Thanks for the education!
Jonathan Kolber

I think that depends on the extent to which quantum computer specific algorithms are developed for general purposes, and what specific technology ends up working for a large enough (enough qubits) quantum computer to be practical.

One school of thought is that QCs are only good for certain classes of computation, so would act more like a purpose specific component in a standard computer. Similar to the way a GPU is utilized specifically for graphics rendering (and those other parallel applications like machine learning). Most regular applications and most of the operating systems barely use the GPU, relying mostly on the CPU. A “QPU” ( I have not heard it called that, but it's a probable name) could be called into action when the computation required is appropriate.

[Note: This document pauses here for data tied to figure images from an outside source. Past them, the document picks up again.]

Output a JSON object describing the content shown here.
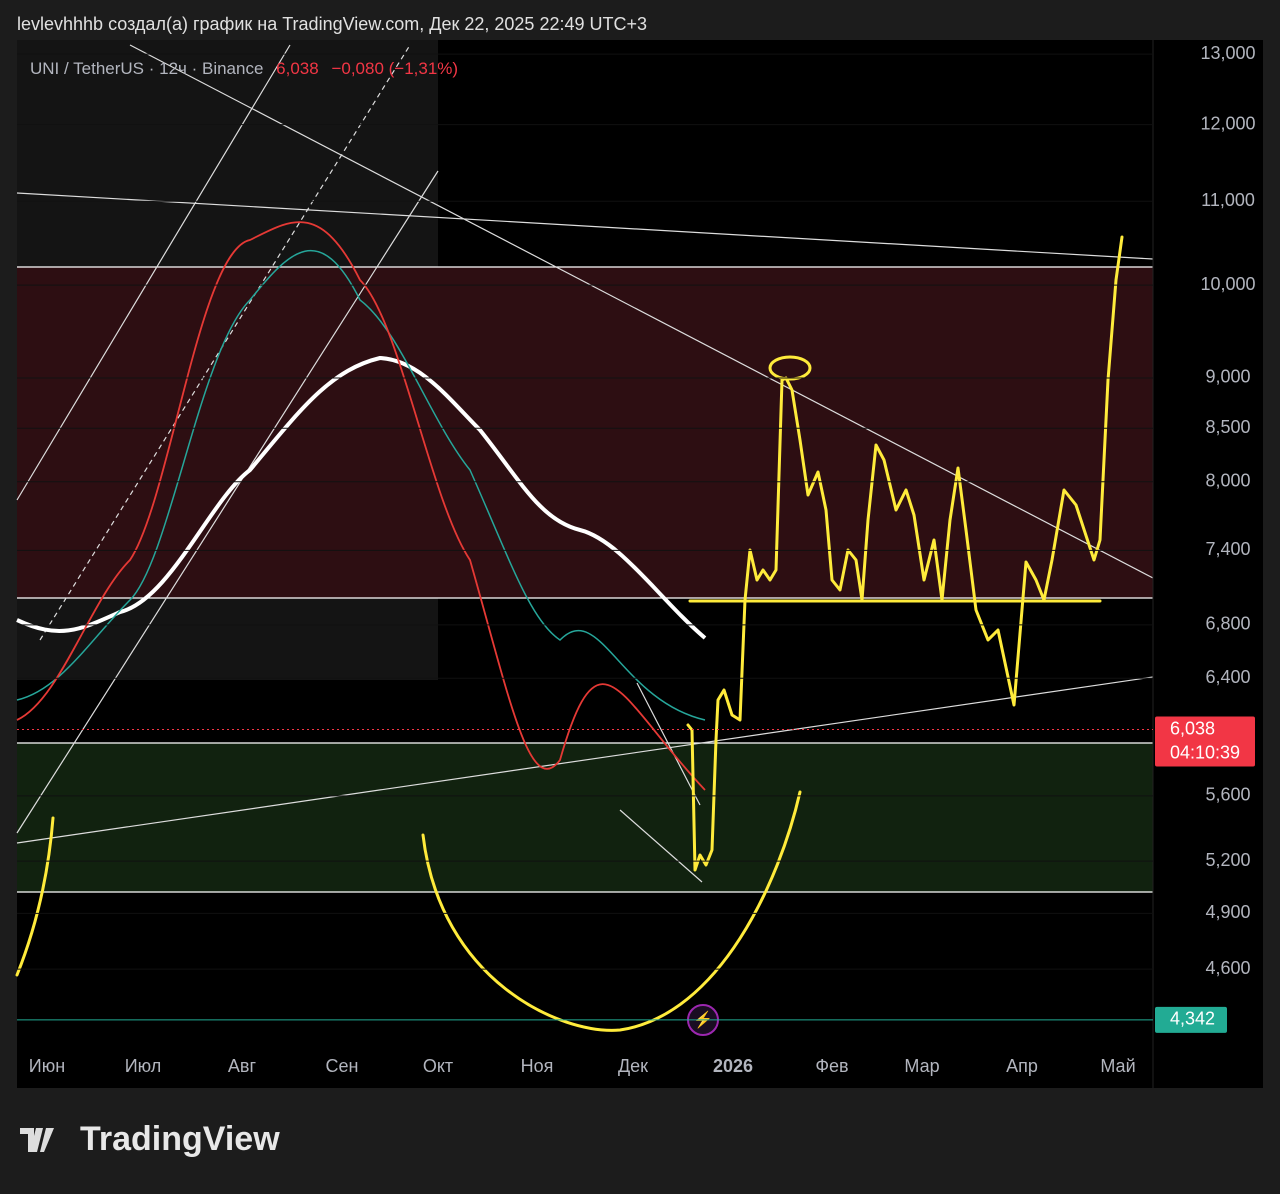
{
  "header": {
    "text": "levlevhhhb создал(а) график на TradingView.com, Дек 22, 2025 22:49 UTC+3"
  },
  "legend": {
    "symbol": "UNI / TetherUS · 12ч · Binance",
    "price": "6,038",
    "change": "−0,080 (−1,31%)"
  },
  "price_axis": {
    "log_scale": true,
    "ylim": [
      4.22,
      13.21
    ],
    "ticks": [
      {
        "value": 13,
        "label": "13,000"
      },
      {
        "value": 12,
        "label": "12,000"
      },
      {
        "value": 11,
        "label": "11,000"
      },
      {
        "value": 10,
        "label": "10,000"
      },
      {
        "value": 9,
        "label": "9,000"
      },
      {
        "value": 8.5,
        "label": "8,500"
      },
      {
        "value": 8,
        "label": "8,000"
      },
      {
        "value": 7.4,
        "label": "7,400"
      },
      {
        "value": 6.8,
        "label": "6,800"
      },
      {
        "value": 6.4,
        "label": "6,400"
      },
      {
        "value": 5.6,
        "label": "5,600"
      },
      {
        "value": 5.2,
        "label": "5,200"
      },
      {
        "value": 4.9,
        "label": "4,900"
      },
      {
        "value": 4.6,
        "label": "4,600"
      }
    ]
  },
  "price_labels": [
    {
      "value": 6.038,
      "label": "6,038",
      "timer": "04:10:39",
      "color": "#f23645"
    },
    {
      "value": 4.342,
      "label": "4,342",
      "color": "#22ab94"
    }
  ],
  "time_axis": {
    "labels": [
      "Июн",
      "Июл",
      "Авг",
      "Сен",
      "Окт",
      "Ноя",
      "Дек",
      "2026",
      "Фев",
      "Мар",
      "Апр",
      "Май"
    ]
  },
  "branding": "TradingView"
}
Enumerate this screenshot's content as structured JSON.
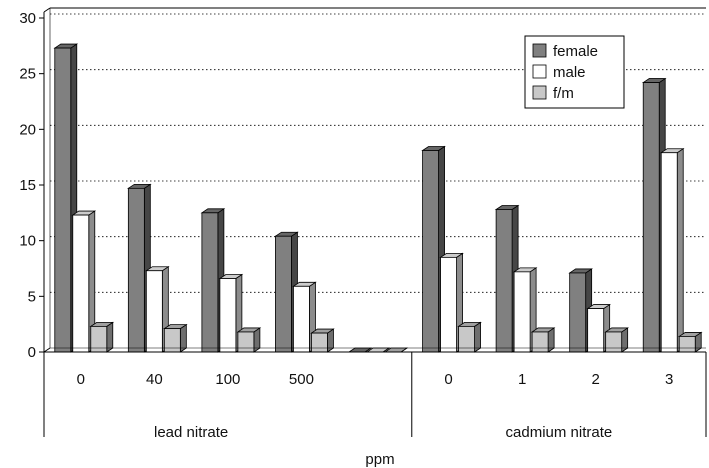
{
  "chart_data": {
    "type": "bar",
    "title": "",
    "xlabel": "ppm",
    "ylabel": "",
    "ylim": [
      0,
      30
    ],
    "yticks": [
      0,
      5,
      10,
      15,
      20,
      25,
      30
    ],
    "grid": "horizontal dotted",
    "legend_position": "top-right",
    "categories": [
      "0",
      "40",
      "100",
      "500",
      "",
      "0",
      "1",
      "2",
      "3"
    ],
    "groups": [
      {
        "label": "lead nitrate",
        "categories": [
          "0",
          "40",
          "100",
          "500"
        ]
      },
      {
        "label": "cadmium nitrate",
        "categories": [
          "0",
          "1",
          "2",
          "3"
        ]
      }
    ],
    "series": [
      {
        "name": "female",
        "color": "#808080",
        "values": [
          27.3,
          14.7,
          12.5,
          10.4,
          0,
          18.1,
          12.8,
          7.1,
          24.2
        ]
      },
      {
        "name": "male",
        "color": "#ffffff",
        "values": [
          12.3,
          7.3,
          6.6,
          5.9,
          0,
          8.5,
          7.2,
          3.9,
          17.9
        ]
      },
      {
        "name": "f/m",
        "color": "#c8c8c8",
        "values": [
          2.3,
          2.1,
          1.8,
          1.7,
          0,
          2.3,
          1.8,
          1.8,
          1.4
        ]
      }
    ]
  }
}
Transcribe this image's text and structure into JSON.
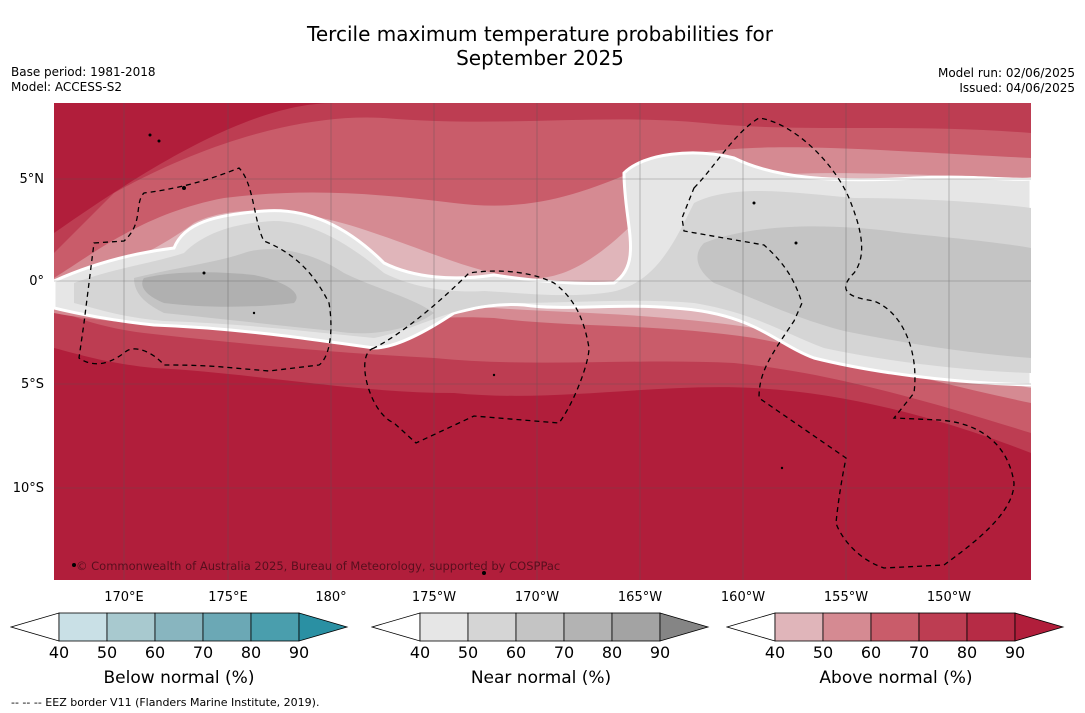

My understanding is that currently these machines are enormous, have very large energy requirements and very low processing power (only a few qubits). A lot of them employ exotic materials or require super cooling. I tend to think there will be some breakthroughs in that area, if it hasn't already happened.

One of the most discussed applications is in cryptography. Many forms of encryption rely on the difficulty in finding prime number factors of very large numbers. i.e. take two very large prime numbers and multiple them to get an enormous number and use that number to do the encryption, but require the original two prime numbers to do the decryption. QCs could apparently do that task — factoring — very quickly, rendering current encryption methods worthless. It doesn't take a big leap of the imagination to suspect that military and governments and other organisations would be very interested in both having that capability, and preventing it from being publically available. To know everyone else's secrets yet still keep your own. That is fairly inevitable, but it the meantime whoever has that ability has the upper hand in intercepting communications. After that transition period, we will require quantum communication methods to replace traditional encryption of communications and that advantage will disappear. Those quantum communication methods are fairly well advanced in research, and are literally spooky action at a distance. One experiment involved entangling lots of pairs of photons, beaming half of them to a satellite in orbit, and then manipulating the earth — based photons and measuring the same changes in the satellite photons. The accuracy is fairly low, something like 60% but there are error correction techniques that can be applied. The communication between entangled particles is instantaneous over any distance so could in theory enable, for example, real time communications with a future Mars colony. It should also in theory be very hard if not impossible to intercept. There's no cables or wireless transmission between sender and receiver so nothing to intercept.

Definitely a fascinating field to keep an eye on.